Members of the Chemical Biological Incident Response Force (CBIRF) participated in Exercise Scarlet Response 2016 at Guardian Centers, Perry, Ga., on Aug. 23, 2016.
CBIRF is an active duty Marine Corps unit that, when directed, forward-deploys to a chemical, biological, radiological, nuclear or high-yield explosive (CBRNE) threat or event in order to assist local, state, or federal agencies. CBIRF provides expertise in consequence management operations, providing capabilities for command and control; agent detection and identification; search, rescue, and decontamination; and emergency medical care for contaminated personnel.
This exercise is the unit’s capstone event, testing the levels of each individual CBIRF capability with lane training and culminating with a 36-hour simulated response to a nuclear detonation.
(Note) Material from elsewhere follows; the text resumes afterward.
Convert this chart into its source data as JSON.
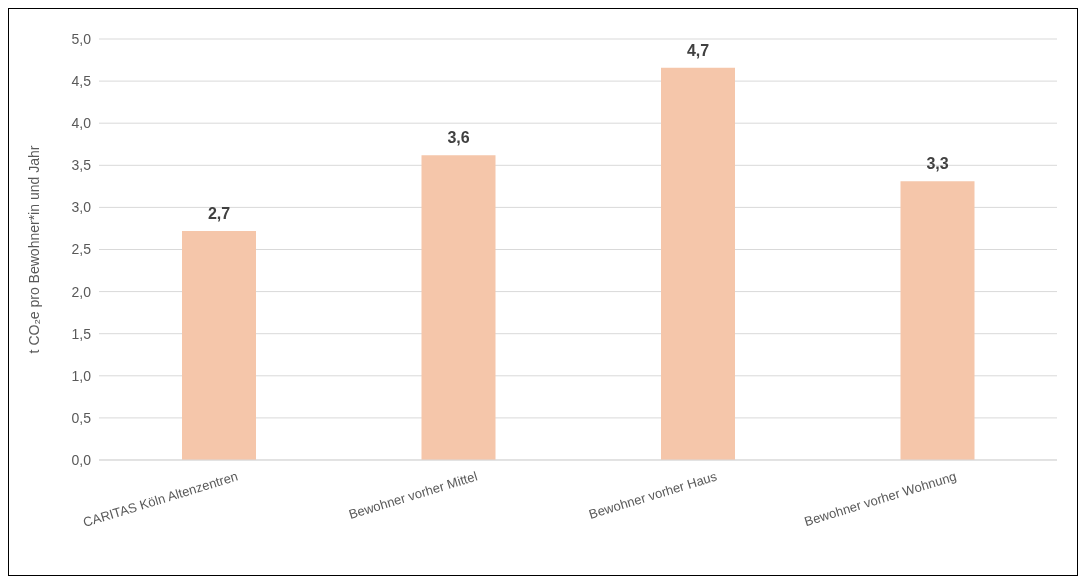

The team examines a contaminated chamber using a Multi-Rae monitor while donning their Class A personal protective equipment which includes self-contained breathing apparatus.
Marines with the CBIRF technical rescue platoon use paratech struts to stabilize a truck and extricate a simulated victim during training with soldiers from 911th Technical Rescue Engineer Company stationed at Fort Belvoir, Va.
Lance Cpl. Nicholas Jordan, a rifleman with search and extraction platoon, CBIRF, uses a wired life detector with seismic sensors under an instructor’s guidance.
A role player is directed to decontaminate his boots upon order of the decontamination Marines.
Cpl. Lee Schaff, an aircraft rescue and firefighting specialist with technical rescue platoon hooks a set of chains to a gas strut A-frame, similar to a hydraulic jack, used to lift a concrete barrier to extract a casualty, as a part of trench rescue training during Exercise Scarlet Response.
Technical rescue and motor transport section, CBIRF, prepare to reinforce a trench using plywood and gas struts in order to extract a simulated victim stuck inside a crashed vehicle.